Le timing du remaniement est très mal choisi. Doublement mal choisi. La première raison est qu'on ne peut pas changer une équipe moins de cinq mois après l'avoir sciemment choisie. Il y a une erreur quelque part, soit dans le casting de départ, soit dans le casting à venir. Dans un cas comme dans l'autre, Hichem Mechichi cherche à corriger l'erreur par une autre erreur et ce avant même d'avoir donné suffisamment de temps pour évaluer le rendement de ses ministres. La seconde raison du mauvais timing du remaniement est que la présidence de la République s'apprête actuellement à lancer un dialogue national avec l'UGTT et un certain nombre de partis. A quoi sert ce dialogue, si le gouvernement est en train d'être remanié ? Les deux processus n'ont rien à voir l'un avec l'autre ? Plus aberrant que cela tu meurs ! Même si l'on est d'accord que ce dialogue ne va aboutir à rien de concret, il fallait que Mechichi lui donne sa chance de réussir. Si le dialogue réussit, et c'est une gageure, c'est à ce moment là qu'il procède au changement de son équipe. Une nouvelle équipe chargée d'exécuter les recommandations du dialogue national.

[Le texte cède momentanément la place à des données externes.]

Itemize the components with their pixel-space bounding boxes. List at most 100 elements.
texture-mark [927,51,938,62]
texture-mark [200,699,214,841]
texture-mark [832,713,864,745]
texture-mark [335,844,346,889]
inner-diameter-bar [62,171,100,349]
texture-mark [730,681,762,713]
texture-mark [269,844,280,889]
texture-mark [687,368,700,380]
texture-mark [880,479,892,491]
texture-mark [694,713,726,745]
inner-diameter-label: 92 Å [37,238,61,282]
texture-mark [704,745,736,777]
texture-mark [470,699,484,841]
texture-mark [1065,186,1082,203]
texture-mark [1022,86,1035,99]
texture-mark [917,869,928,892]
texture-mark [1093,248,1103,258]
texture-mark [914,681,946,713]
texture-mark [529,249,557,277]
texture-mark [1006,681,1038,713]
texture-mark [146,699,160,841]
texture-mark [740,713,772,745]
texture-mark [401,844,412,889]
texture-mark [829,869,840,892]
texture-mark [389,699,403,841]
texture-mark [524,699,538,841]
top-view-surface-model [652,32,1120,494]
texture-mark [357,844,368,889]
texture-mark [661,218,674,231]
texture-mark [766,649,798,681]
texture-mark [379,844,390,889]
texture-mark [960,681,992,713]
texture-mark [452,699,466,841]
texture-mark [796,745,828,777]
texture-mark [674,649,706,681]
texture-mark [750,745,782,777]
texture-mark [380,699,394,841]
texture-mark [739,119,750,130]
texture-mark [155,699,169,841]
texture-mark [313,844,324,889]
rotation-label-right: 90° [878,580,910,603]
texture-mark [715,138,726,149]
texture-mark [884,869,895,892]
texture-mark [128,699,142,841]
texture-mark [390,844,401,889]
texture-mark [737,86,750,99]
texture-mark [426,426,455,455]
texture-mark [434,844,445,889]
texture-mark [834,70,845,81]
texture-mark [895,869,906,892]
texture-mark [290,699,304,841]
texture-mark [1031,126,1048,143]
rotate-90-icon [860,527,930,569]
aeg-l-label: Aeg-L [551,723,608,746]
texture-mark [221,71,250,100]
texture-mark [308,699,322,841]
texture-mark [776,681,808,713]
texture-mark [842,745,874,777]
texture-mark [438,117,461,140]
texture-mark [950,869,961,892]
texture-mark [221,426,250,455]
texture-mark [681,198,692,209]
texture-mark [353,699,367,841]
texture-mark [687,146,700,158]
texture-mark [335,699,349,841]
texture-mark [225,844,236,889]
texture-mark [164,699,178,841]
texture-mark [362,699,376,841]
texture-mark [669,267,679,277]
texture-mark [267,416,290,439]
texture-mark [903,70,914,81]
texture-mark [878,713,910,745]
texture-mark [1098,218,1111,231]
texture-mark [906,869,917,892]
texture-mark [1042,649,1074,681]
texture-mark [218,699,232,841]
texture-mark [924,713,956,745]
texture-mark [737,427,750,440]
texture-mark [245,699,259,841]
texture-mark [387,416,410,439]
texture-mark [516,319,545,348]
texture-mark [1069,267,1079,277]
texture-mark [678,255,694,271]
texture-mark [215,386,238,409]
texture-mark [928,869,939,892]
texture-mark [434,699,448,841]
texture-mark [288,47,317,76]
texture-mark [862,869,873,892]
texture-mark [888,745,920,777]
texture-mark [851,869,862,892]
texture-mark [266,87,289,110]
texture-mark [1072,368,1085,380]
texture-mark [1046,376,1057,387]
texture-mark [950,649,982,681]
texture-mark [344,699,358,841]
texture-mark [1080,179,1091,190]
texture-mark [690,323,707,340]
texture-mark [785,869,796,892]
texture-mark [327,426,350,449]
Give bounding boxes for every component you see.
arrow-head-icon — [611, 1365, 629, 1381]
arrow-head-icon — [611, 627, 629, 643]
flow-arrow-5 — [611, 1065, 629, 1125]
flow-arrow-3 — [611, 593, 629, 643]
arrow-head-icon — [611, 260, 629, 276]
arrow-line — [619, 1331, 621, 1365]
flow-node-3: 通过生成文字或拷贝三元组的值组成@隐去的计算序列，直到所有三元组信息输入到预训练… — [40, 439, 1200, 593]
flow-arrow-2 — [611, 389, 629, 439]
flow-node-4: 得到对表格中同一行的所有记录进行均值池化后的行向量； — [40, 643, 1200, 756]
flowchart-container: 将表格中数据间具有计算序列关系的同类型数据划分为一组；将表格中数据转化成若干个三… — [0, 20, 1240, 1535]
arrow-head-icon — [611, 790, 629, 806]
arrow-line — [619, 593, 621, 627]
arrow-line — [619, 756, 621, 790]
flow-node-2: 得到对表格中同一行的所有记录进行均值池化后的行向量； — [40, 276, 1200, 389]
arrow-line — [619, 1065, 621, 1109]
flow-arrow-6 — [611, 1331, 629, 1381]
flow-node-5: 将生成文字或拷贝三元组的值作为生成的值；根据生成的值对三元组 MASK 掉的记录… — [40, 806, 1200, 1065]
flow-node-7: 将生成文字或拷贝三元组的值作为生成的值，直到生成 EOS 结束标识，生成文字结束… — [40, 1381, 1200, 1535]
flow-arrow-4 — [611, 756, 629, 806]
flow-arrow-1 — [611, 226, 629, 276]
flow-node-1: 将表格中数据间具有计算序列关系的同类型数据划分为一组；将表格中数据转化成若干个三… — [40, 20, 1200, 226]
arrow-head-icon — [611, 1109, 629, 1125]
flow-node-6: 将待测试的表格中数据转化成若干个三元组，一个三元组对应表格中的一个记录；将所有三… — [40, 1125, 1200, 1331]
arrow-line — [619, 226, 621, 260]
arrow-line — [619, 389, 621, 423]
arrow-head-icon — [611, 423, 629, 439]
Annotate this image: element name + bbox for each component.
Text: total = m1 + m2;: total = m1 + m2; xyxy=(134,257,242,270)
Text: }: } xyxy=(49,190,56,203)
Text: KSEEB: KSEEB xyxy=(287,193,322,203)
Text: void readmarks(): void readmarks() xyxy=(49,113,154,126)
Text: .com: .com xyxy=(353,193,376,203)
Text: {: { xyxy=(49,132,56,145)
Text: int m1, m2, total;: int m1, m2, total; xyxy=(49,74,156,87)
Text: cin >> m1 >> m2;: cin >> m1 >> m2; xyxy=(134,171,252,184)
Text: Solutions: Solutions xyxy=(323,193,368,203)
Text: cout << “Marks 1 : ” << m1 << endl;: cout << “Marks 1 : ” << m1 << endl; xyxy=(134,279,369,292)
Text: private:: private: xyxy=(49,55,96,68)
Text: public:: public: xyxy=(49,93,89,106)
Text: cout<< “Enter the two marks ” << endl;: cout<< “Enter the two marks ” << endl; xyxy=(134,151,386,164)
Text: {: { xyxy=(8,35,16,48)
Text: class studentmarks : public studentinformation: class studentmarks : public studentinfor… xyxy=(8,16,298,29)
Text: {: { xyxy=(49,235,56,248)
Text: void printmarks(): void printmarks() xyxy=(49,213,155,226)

Quoi qu'il en soit, ce remaniement (s'il est exécuté) est une offense à l'encontre du président de la République. Ceux qui le veulent, Rached Ghannouchi en tête, cherchent à prendre les rênes du pays et à exclure le président de la République de toute activité politique. Rached Ghannouchi et Hichem Mechichi sont en train de « tartouriser » Kaïs Saïed, exactement comme ça s'est passé en 2012 quand le duo Ghannouchi-Jebali avait isolé Moncef Marzouki. Dans sa tête, Rached Ghannouchi, ex réfugié au Royaume Uni, le président de la République tunisienne doit ressembler à la Reine d'Angleterre. La cause de tout cela ? Un système politique inadapté à la réalité tunisienne. Personne n'a le pouvoir. Le président de la République, en dépit de ses 72%, ne peut pas gouverner et ne peut pas décider seul. Le parlement ressemble à un cirque où les députés se débattent au lieu de débattre. Quant au chef du gouvernement, il est entre deux feux, celui du président de la République qui l'a désigné et celui du parlement sans qui il ne peut rien gouverner. Plutôt que ce débat national, allons au fond du problème et débattons autour de notre système politique. C'est en le résolvant qu'on pourra résoudre tous les autres problèmes. Mais ça, c'est une autre histoire.